Another critique of using preoperative CBT embolization is the increased LOS associated with the procedure. Some would weigh this increased cost and LOS against the benefits of decreased blood loss and fewer neurovascular injuries. In our findings, LOS was significantly increased by 2 days in the embolization group without any of the benefits of decreased blood loss or decreased neurological events.
In a time where medical cost and surgical outcomes are so highly scrutinized, further investigation should be undertaken in the form of a randomized prospective trial.
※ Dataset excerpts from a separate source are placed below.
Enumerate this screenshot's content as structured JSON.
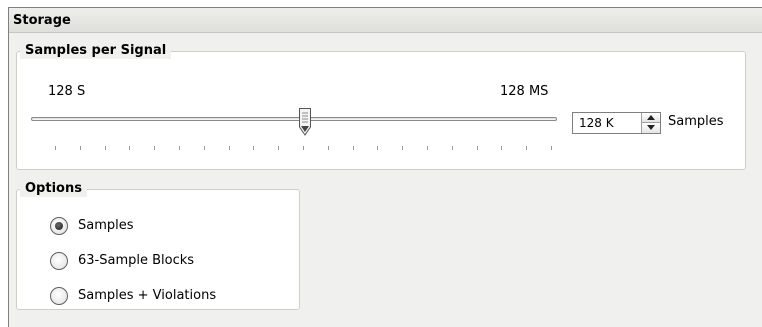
{
  "panel": {
    "title": "Storage"
  },
  "samples_per_signal": {
    "legend": "Samples per Signal",
    "min_label": "128 S",
    "max_label": "128 MS",
    "slider_position_fraction": 0.5,
    "spinner_value": "128 K",
    "unit_label": "Samples"
  },
  "options": {
    "legend": "Options",
    "items": [
      {
        "label": "Samples",
        "selected": true
      },
      {
        "label": "63-Sample Blocks",
        "selected": false
      },
      {
        "label": "Samples + Violations",
        "selected": false
      }
    ]
  },
  "icons": {
    "slider_thumb": "slider-thumb-icon",
    "spin_up": "arrow-up-icon",
    "spin_down": "arrow-down-icon",
    "radio": "radio-icon"
  }
}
This would likely have to involve multiple high volume centers and multiple specialties including vascular surgery, head and neck surgery, and interventional radiology. Outside the simple question of embolization or not, the answer may be in the type of embolic agent or dynamic imaging to better select patients who would benefit from the procedure.
There are many limitations to our study in large part due to the use of an administrative dataset to delineate clinical information. First and foremost, the use of an administrative dataset requires the use of billing ICD-9 codes. Unfortunately, these codes often lack granular clinical details such as disease severity. In the case of CBTs, clinical severity is measured using the Shamblin classification for which there are no associated codes. Given that larger tumors with a higher Shamblin classification are generally those that are embolized preoperatively, our analysis cannot reliably identify the small subset of patients who may benefit from preoperative embolization of their CBTs. This may be manifested in the longer LOS and higher rates of hemorrhage seen in our embolization group. This also impacts the variables selected in our decision tree analysis. Tumor size or involvement with vascularity may have been indicated as important variables in predicting patients appropriate for preoperative embolization, had that data been available. Additionally, coding differences within and between hospitals remain a large source of selection bias, but we hoped to control for some of this with our risk adjustment strategies, propensity score matching, and the use of both linear and nonlinear approaches to the analysis. Our propensity match also helps eliminate bias in measured covariates, but we must be aware that there could be unmeasured covariates that are not accounted for in our analysis. Additionally, tumor size usually plays a large role in whether patients get preoperative embolization. Given the limitations of ICD-9 codes and the data available in our dataset, we do not have access to data to indicate the size of the tumors in these patients. Finally, we pulled patients from 5 representative states, but as a result, the results may not be generalizable to all populations.
CONCLUSION
We did not find a benefit of preoperative CBT embolization in relation to blood loss, stroke, cranial nerve injury, and hospital LOS. This will likely continue to be a controversial topic in the management of CBTs.
Supplementary Material
Acknowledgments
We would like to thank the Loyola University Department of Surgery One:MAP Analytics team as well as DePaul’s Predictive Analytics Program for their contributions, support, and review of this manuscript. We would also like to acknowledge the Loyola University Burn Shock Trauma Institute and the support of NIH T32 GM08750–16.
Footnotes
Presented as an Oral Presentation at the 27th Annual Meeting of the Vascular and Endovascular Surgery Society, Steamboat Springs, CO, February 2–5, 2017.
Disclosure: The authors have no conflicts of interest or financial disclosures.